Keep your hands off the Moon
I think I was supposed to be excited at the prospect that the Moon might be mined commercially, but I am not.
What have we done to our own planet? We have plundered its resources, poisoned its atmosphere, polluted its rivers and filled its seas with garbage. We have managed to pollute even the space around our planet with our junk.
Instead of starting to wreck another environment with our apparently insatiable appetite for throwaway goods or luxuries that we enslave ourselves to debt to buy, we would be better cleaning up the mess we have already made and distributing our assets more evenly across our own planet.
J A G Brown, Gloucester
Replaceable batteries could keep electric cars on the road
A lot has been written about the range and refuelling time for electric vehicles. However, in the clamour for rapid charging and the provision of charging stations, the use of easily replaceable battery modules is rarely mentioned.
Is it so impossible to configure a larger version of the system used for electric drills? Swappable battery modules might not fit into small cars but small SUV-sized vehicles, and larger, might be designed to take them.
The system would be similar to that used for propane and butane cylinders. At the refuelling station, there would be cobots to help take the used battery out of the vehicle and replace it with a fully charged one. The price of any remaining charge in the used battery would be deducted from the cost of the exchange unit. Refuelling would be quicker, cleaner and safer than having to stand on a windy forecourt pumping petrol.

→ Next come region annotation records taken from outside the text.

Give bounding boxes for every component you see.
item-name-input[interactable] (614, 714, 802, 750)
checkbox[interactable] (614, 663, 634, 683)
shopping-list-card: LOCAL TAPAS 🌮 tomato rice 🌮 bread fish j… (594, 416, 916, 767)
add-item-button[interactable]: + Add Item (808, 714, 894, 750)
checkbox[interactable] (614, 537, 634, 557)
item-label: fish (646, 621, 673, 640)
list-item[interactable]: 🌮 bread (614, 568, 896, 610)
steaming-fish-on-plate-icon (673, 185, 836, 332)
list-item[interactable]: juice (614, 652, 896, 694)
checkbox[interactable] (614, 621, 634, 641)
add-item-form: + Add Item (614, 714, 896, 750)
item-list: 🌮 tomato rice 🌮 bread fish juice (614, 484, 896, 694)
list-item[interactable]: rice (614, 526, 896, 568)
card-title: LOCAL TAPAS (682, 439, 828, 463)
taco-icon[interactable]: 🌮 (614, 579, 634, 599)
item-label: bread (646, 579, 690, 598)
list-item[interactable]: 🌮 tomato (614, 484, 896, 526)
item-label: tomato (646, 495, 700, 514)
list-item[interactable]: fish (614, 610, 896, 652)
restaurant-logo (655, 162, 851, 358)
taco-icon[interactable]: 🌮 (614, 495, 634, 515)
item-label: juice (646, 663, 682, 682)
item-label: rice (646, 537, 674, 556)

The battery units would have to make good thermal contact with the vehicle for cooling. Rapid charging would not be necessary, however, so the associated thermal problems would not occur. Slow charging at home would still be possible.

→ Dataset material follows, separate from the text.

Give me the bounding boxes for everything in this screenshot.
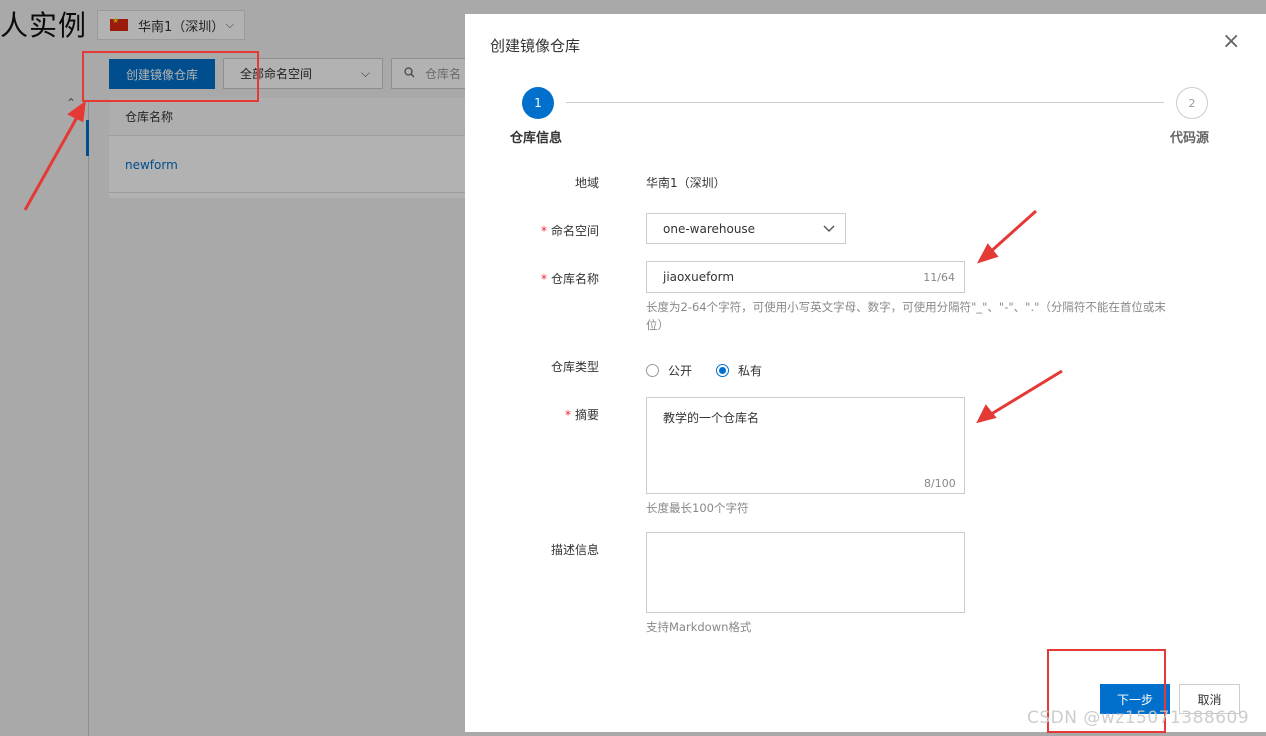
annotation-arrows xyxy=(23,100,1063,424)
watermark: CSDN @wz15071388609 xyxy=(1027,708,1250,728)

Standardising the modules would enable refuelling at any roadside station. Also, the rescue services could carry spare modules to vehicles stranded after running out of charge.
Clive Renton, Chippenham, Wiltshire
Let's back the Moltex system
I fully endorse Rich McEachran’s analysis of the dire situation for our energy supply, and that there is an essential need for strong investment in nuclear to secure our future.
However for nuclear to significantly advance it needs to achieve high safety, much reduced cost, be able to load-follow, address legacy waste and achieve non-nuclear proliferation.
Sadly I cannot concur with Rich’s proposed solution as Rolls-Royce even in their marketing brochure which shows their system with elaborate safety systems openly admits their generational costs will be similar to current nuclear systems. These are widely acknowledged as much too high.
By contrast the British-developed Moltex small modular reactor solution would appear to be the only system to fully achieve all of the above requirements. Its unpressurised high output temperature system with negative reactivity (it naturally shuts down at 900°C, well below deformation levels of the steels used) makes for a compact unit, much cost reduced, and so reduced nuclear island. With its high temperature output, and load-following capability, it not only gives better thermal efficiency but it uses competitively priced generating equipment.
The Moltex system has been rigorously peer reviewed, demonstrating power prices highly competitive with the best on offer today, unlike the Hinkley C costing. Their emphasis on recycling spent fuel, and in time the use of thorium as fuel, address the other two criteria.
It is a great tragedy that this excellent British invention, which could provide many jobs and much-needed export potential, should fail to get backing in the UK and reluctantly have to go to North America for support, which is amply on offer, in its final drive to meet the costs of regulatory approval.